La Slovenia introduce limiti al carburante. La prima misura del genere nell’Unione Europea

I prezzi della benzina salgono e alle stazioni di confine si formano lunghe code

I prezzi di benzina e diesel sono tornati a salire, e alle stazioni di servizio situate vicino ai confini nazionali si stanno formando file interminabili di automobilisti stranieri. Di fronte a questa situazione, uno Stato membro dell’Unione Europea ha deciso di adottare una misura straordinaria.

La Slovenia è diventata il primo paese dell’UE a introdurre ufficialmente un sistema di razionamento del carburante. Il governo ha risposto così al brusco rialzo dei prezzi causato dal blocco di una rotta petrolifera strategica, e all’ondata di automobilisti provenienti dai paesi vicini che approfittano dei prezzi più bassi oltre confine.

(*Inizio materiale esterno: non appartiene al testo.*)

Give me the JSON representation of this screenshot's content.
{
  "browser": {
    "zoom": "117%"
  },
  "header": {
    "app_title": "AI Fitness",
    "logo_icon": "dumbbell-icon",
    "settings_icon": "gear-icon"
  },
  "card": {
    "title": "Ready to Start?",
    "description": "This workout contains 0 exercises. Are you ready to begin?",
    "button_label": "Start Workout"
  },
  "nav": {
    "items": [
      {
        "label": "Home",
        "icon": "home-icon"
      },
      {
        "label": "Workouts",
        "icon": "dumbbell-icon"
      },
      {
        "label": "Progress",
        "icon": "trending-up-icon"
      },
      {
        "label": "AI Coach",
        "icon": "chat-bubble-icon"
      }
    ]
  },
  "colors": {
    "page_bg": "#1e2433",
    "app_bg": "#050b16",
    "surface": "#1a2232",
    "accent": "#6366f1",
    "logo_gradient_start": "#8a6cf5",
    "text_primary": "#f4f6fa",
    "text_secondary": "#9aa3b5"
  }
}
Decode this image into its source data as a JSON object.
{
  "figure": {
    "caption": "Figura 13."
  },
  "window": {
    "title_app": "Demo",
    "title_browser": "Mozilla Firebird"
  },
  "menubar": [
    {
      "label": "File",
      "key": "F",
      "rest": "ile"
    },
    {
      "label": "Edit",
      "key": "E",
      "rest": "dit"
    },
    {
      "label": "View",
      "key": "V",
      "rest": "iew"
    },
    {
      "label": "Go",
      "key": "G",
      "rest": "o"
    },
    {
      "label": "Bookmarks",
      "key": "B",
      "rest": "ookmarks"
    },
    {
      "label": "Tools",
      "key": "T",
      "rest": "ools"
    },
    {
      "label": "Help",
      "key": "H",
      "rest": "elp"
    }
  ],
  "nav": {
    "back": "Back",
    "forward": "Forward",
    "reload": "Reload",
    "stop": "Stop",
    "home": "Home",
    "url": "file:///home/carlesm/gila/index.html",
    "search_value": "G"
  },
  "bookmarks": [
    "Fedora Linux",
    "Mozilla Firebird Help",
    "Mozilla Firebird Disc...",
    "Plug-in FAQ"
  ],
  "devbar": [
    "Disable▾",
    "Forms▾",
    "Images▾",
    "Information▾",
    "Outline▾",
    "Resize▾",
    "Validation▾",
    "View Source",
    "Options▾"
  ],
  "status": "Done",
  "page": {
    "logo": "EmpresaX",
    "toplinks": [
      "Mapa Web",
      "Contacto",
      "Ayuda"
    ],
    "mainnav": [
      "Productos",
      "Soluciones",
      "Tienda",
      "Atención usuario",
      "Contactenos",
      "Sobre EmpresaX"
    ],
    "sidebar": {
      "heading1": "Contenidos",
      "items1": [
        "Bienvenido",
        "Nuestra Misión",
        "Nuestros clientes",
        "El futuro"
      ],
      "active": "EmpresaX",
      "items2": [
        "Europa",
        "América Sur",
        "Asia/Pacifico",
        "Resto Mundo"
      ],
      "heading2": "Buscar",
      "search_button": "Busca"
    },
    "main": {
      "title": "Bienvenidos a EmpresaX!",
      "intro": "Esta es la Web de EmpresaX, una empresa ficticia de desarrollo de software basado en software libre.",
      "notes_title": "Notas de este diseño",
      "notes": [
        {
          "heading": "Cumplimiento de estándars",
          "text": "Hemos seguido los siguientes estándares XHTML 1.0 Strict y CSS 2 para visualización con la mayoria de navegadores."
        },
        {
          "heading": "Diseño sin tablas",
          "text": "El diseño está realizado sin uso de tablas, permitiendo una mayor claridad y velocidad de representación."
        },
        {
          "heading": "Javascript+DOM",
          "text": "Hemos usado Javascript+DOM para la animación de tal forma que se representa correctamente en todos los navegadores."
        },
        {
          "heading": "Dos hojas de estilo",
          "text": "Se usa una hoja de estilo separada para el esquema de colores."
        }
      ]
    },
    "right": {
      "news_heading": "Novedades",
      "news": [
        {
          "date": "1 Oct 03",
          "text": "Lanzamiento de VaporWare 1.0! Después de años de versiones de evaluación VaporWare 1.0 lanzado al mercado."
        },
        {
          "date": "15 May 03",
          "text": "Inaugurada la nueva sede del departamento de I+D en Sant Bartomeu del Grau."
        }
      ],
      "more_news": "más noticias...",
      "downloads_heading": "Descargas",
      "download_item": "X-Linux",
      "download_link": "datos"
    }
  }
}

Cosa ha innescato la crisi del carburante

Il detonatore immediato è stato il conflitto in Iran e il conseguente blocco di uno stretto attraverso cui transita ogni giorno circa un quarto delle esportazioni mondiali di petrolio, vale a dire tra i 12 e i 13 milioni di barili al giorno. Quando quel corridoio si è fermato, le quotazioni petrolifere sui mercati internazionali sono schizzate verso l’alto, trascinando con sé i prezzi alla pompa.

In molti paesi gli automobilisti si sono precipitati alle stazioni di servizio, temendo ulteriori aumenti e una possibile carenza di rifornimenti. In Slovenia, questi timori hanno assunto una forma concreta e immediata, poiché i prezzi dei carburanti nel paese sono soggetti a regolamentazione amministrativa e si sono mantenuti più bassi rispetto agli stati confinanti per un lungo periodo.

Le autorità slovene sottolineano che la misura serve a proteggere le scorte e a stabilizzare la situazione alle pompe, non a confermare una reale scarsità di approvvigionamento.

Perché proprio la Slovenia ha scelto i limiti al carburante

L’elemento chiave di tutta la vicenda è che la Slovenia regola da anni i prezzi dei carburanti in modo amministrativo. Nonostante le tensioni in Medio Oriente, le stazioni slovene continuavano a praticare prezzi inferiori a quelli dei paesi vicini. Le differenze si contavano in decine di euro per un singolo rifornimento.

Per un automobilista austriaco o italiano, vale la pena fare qualche decina di chilometri per risparmiare quella cifra. Gli abitanti delle zone di confine salivano in macchina, attraversavano la frontiera e tornavano con il serbatoio pieno, spesso approfittandone per fare acquisti o mangiare in un ristorante locale. I media hanno cominciato a chiamare questo fenomeno turismo del carburante.

Dal punto di vista economico, si tratta di un calcolo semplice. Se la differenza di prezzo al litro è di 30-40 centesimi di euro e il serbatoio ha una capacità di 50-60 litri, il risparmio per un singolo viaggio si aggira su diverse decine di euro. Questo ha attirato migliaia di automobilisti stranieri, generando lunghe code di veicoli con targa estera, soprattutto nelle stazioni vicino al confine con l’Austria.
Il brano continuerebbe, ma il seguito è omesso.